Developer: Triniti Interactive Limited
Price: $0.99
Version Reviewed: 1.0
App Reviewed on: iPad 2

Graphics/Sound Rating: ★★★½☆
Game Controls Rating: ★★★★☆
Gameplay Rating: ★★★½☆
Replay Value Rating: ★★★☆☆

Overall Rating: ★★★½☆

There is a certain joy to be had in mindlessly hacking and slashing every so often. In such instances, a game like Tiny Legends: Heroes delivers quite a bit, while keeping the story absolutely minimal. The goal is to control blocky little fighters, priests, barbarians, and the like to delve into a dungeon, beat up monsters, pick up treasure, and level up. Simple enough.

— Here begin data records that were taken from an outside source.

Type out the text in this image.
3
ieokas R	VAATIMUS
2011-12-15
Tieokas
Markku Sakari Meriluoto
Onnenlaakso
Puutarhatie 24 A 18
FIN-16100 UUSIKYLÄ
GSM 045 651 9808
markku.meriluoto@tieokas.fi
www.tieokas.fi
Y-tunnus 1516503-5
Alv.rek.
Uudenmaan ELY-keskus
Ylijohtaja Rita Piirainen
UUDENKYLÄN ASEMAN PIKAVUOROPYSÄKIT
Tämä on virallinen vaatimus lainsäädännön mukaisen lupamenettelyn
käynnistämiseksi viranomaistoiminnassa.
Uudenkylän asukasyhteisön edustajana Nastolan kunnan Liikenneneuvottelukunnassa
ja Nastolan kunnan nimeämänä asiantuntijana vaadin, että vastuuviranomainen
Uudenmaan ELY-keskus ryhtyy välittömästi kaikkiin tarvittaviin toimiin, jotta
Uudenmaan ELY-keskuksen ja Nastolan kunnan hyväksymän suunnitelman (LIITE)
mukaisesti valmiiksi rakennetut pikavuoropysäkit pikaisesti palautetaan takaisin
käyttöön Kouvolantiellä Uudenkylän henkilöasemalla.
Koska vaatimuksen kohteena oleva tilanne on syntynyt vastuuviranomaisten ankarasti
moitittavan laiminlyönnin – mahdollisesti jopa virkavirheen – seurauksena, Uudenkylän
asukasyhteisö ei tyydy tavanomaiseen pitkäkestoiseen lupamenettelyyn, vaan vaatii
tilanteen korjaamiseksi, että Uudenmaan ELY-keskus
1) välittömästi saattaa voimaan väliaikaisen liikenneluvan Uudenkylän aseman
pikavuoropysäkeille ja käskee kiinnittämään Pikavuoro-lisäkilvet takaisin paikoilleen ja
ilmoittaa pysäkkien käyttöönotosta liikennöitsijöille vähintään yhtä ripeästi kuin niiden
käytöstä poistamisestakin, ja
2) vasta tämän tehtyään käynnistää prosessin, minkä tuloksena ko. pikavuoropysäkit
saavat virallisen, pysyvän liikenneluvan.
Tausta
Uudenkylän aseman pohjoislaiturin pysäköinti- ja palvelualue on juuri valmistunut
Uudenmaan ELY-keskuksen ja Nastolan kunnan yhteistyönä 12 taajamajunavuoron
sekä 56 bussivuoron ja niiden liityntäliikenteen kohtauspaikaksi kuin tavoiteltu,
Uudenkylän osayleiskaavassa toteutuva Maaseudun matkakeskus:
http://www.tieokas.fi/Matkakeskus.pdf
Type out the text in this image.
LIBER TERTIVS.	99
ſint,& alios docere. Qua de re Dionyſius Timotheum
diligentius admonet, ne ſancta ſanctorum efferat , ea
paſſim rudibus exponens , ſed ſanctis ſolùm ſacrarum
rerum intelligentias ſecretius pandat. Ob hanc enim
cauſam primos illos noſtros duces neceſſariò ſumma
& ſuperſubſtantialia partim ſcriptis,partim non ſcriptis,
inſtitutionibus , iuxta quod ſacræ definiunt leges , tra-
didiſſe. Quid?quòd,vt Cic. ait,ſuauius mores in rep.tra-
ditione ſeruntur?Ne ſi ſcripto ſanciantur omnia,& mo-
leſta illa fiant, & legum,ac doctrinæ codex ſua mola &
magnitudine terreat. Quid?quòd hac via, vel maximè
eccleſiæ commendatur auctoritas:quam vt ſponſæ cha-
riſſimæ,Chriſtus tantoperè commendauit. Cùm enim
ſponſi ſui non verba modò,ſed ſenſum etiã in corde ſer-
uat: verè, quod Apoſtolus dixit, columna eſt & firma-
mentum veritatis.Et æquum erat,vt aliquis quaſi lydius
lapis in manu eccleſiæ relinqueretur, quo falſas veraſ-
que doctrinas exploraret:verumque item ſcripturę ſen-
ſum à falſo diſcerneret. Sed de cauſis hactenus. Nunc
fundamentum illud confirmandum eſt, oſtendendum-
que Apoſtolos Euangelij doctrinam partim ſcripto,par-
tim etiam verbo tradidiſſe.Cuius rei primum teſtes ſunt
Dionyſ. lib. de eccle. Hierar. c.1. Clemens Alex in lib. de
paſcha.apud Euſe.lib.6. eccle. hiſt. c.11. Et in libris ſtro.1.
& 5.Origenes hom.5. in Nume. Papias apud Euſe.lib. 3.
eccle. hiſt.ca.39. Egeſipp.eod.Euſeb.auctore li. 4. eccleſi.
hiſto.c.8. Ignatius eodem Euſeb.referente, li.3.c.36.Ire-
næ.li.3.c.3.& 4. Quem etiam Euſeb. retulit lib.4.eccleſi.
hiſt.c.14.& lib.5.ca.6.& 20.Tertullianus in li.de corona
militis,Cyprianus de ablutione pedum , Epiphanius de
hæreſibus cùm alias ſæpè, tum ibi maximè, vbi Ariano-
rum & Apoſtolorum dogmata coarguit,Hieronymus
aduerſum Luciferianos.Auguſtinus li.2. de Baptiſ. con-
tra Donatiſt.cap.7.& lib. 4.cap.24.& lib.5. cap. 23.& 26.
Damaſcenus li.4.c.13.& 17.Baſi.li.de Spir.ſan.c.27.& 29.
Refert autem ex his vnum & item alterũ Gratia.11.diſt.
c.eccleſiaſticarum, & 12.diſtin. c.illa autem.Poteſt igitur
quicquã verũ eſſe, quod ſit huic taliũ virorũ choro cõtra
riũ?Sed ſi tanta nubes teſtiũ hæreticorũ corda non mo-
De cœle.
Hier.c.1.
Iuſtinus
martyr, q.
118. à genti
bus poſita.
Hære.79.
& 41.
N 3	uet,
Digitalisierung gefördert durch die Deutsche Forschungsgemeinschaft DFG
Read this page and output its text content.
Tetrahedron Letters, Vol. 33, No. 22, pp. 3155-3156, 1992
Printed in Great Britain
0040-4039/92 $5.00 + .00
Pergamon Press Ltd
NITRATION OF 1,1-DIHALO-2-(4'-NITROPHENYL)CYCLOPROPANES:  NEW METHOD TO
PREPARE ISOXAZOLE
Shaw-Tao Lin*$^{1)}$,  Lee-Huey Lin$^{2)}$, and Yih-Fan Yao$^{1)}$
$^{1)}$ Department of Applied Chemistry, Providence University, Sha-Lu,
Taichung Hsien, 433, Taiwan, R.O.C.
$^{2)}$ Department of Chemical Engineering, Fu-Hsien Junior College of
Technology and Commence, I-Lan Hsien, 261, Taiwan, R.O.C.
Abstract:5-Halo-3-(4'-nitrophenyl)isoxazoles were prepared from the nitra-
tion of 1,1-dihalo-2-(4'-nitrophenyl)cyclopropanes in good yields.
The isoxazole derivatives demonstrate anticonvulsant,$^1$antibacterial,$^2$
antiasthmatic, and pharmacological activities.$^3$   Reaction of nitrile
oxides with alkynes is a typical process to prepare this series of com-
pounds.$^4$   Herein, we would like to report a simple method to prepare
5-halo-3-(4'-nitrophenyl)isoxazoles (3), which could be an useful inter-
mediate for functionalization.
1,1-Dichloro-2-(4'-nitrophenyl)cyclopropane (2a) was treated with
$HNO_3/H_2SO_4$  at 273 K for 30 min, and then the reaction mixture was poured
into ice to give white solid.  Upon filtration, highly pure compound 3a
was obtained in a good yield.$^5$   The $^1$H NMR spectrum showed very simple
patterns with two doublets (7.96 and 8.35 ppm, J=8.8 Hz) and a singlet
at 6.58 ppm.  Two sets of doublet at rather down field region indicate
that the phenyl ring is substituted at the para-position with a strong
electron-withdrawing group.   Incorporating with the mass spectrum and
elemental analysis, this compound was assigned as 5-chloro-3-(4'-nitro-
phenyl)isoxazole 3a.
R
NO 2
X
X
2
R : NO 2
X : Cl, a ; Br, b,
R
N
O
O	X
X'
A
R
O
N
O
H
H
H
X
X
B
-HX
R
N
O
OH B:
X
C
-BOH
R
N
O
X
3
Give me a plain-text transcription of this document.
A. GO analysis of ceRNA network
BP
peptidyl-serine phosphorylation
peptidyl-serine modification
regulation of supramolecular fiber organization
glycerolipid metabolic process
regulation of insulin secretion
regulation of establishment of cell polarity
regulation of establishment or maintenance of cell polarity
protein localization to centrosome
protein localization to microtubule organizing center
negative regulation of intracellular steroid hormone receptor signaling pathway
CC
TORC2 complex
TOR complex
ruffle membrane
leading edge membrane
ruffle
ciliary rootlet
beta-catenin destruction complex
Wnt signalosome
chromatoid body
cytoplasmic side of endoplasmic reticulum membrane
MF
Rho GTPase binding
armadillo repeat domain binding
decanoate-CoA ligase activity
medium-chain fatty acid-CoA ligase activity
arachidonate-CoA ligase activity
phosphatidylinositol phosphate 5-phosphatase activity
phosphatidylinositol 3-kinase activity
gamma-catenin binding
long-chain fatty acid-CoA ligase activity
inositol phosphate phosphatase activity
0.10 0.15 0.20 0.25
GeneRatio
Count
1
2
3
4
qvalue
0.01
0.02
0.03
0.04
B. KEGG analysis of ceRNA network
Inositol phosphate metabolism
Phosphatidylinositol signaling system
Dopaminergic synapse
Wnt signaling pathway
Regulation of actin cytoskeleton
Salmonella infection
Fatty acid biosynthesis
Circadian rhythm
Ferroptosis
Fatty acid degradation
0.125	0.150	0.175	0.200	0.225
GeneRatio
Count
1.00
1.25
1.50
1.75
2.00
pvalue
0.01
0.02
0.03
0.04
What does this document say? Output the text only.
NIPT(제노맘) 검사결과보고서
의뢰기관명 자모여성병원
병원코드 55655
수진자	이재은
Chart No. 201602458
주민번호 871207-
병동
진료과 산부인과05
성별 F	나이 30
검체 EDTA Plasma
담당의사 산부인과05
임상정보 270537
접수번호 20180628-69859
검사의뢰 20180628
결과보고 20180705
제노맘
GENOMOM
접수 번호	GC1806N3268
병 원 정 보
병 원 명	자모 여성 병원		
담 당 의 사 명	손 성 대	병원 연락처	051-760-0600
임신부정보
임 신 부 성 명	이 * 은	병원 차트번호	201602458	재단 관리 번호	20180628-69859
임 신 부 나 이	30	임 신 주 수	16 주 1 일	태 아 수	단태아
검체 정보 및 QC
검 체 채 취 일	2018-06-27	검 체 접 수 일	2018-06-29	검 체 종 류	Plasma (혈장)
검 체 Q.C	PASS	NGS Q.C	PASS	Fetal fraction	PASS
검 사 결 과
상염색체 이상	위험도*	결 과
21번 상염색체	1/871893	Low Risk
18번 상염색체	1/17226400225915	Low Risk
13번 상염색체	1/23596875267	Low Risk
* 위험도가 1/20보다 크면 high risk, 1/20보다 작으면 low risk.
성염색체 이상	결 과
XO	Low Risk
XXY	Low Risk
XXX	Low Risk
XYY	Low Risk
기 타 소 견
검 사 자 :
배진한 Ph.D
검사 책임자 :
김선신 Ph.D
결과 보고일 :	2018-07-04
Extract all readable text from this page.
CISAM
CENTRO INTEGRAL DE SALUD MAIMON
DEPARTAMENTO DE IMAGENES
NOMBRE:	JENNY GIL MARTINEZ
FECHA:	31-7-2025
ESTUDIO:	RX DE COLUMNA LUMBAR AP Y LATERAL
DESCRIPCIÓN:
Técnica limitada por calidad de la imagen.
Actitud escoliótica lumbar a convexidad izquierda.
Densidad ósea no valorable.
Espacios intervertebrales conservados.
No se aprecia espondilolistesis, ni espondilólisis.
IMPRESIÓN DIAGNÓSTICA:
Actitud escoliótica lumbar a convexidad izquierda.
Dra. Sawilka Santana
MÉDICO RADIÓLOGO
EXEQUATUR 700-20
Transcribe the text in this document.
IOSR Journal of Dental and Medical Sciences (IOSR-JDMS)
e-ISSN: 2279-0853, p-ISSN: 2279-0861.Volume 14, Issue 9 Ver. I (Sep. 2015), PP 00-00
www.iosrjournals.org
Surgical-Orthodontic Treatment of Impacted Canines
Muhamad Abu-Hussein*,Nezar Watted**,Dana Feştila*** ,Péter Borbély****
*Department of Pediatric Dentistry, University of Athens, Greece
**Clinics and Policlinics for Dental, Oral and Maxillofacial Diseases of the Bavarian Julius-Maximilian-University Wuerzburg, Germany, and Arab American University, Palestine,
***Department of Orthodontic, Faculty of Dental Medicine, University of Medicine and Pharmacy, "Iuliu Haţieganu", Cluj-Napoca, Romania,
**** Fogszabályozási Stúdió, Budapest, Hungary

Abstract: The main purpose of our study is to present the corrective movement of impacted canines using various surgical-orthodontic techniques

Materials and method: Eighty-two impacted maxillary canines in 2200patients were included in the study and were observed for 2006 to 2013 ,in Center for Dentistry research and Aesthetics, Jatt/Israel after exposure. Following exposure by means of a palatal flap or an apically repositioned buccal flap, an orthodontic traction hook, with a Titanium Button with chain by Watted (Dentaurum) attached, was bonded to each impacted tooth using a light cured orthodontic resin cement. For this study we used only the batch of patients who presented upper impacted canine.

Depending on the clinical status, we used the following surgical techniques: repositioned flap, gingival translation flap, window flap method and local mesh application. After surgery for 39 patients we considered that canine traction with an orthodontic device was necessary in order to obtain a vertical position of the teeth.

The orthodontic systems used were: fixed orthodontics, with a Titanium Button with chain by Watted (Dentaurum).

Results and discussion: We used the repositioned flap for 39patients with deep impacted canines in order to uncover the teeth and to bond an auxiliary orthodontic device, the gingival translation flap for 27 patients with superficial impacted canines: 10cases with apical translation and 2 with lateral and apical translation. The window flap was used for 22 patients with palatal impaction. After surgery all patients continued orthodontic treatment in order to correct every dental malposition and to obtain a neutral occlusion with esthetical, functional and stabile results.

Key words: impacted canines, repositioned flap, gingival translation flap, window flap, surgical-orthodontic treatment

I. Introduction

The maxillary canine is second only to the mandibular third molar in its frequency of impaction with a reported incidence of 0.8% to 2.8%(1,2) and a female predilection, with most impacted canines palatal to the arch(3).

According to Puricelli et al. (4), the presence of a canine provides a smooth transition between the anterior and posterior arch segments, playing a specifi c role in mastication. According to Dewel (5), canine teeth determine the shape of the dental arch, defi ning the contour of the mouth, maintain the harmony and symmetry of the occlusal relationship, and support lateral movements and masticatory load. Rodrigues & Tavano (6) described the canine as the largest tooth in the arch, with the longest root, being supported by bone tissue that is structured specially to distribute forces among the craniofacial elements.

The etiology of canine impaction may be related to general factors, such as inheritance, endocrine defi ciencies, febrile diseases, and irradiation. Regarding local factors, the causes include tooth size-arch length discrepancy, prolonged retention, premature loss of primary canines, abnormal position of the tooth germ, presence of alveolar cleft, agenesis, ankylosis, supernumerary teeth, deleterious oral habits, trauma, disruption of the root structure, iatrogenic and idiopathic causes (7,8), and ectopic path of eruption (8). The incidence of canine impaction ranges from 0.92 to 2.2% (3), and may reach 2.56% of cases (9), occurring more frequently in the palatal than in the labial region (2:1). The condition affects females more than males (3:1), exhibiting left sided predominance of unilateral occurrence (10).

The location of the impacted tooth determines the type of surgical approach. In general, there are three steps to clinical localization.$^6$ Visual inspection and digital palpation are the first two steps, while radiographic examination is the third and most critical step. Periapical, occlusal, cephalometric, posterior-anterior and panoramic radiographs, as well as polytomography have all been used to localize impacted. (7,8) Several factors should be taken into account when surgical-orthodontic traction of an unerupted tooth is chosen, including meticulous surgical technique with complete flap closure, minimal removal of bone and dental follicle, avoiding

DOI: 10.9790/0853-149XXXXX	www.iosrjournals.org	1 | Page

Which is to say that the controlling of this entire affair goes off with relatively little hitch. Each little class of blocky hero has their own abilities that dot the upper-right of the screen, with heroes being able to be selected by tapping on them or their portraits in the upper-left. Swiping from the hero to the intended target often releases all manner of joy (particularly healing), while tapping on an enemy target sends the little hero to rain wrath upon the accursed treasure-holders. Enemies themselves tend to just sit on a map that is navigated, entering the player into a battle screen when encountered, and then posing the challenge of having waves of enemies come at the heroes on screen.

In many ways, this seems like a cross between a real-time strategy game and RPG, set in a dungeon crawler. Treasure is to be had after each battle, as is experience. The former leads to a little game of three-card monte, where chests replace cards, and no matter what, something will be gained (though the movement is so fast that it is nigh impossible to keep track); the rub is that each of the other chests not opened can be if the in-game currency (the in-app purchase for this particular game) is spent on doing so. Experience quickly, and then more slowly, gains levels, which allows the heroes to go back to town and purchase upgrades to skills or new skills themselves, use better equipment, and generally be more powerful.

In many ways, the entire experience feels very paint-by-numbers. Nothing in particular strikes as wrong, but there is a certain soul the game lacks — it is fine and fun as a mindless hack-and-slash, but offers little else. There is something to be said for number-crunching and grinding, particularly on a device that may often be in transit, though. It certainly offers a nice difficulty curve in its strategic depth, but I kept hoping for something a bit more: a bit more of a pull as for why I should care about these little block heroes’ lives.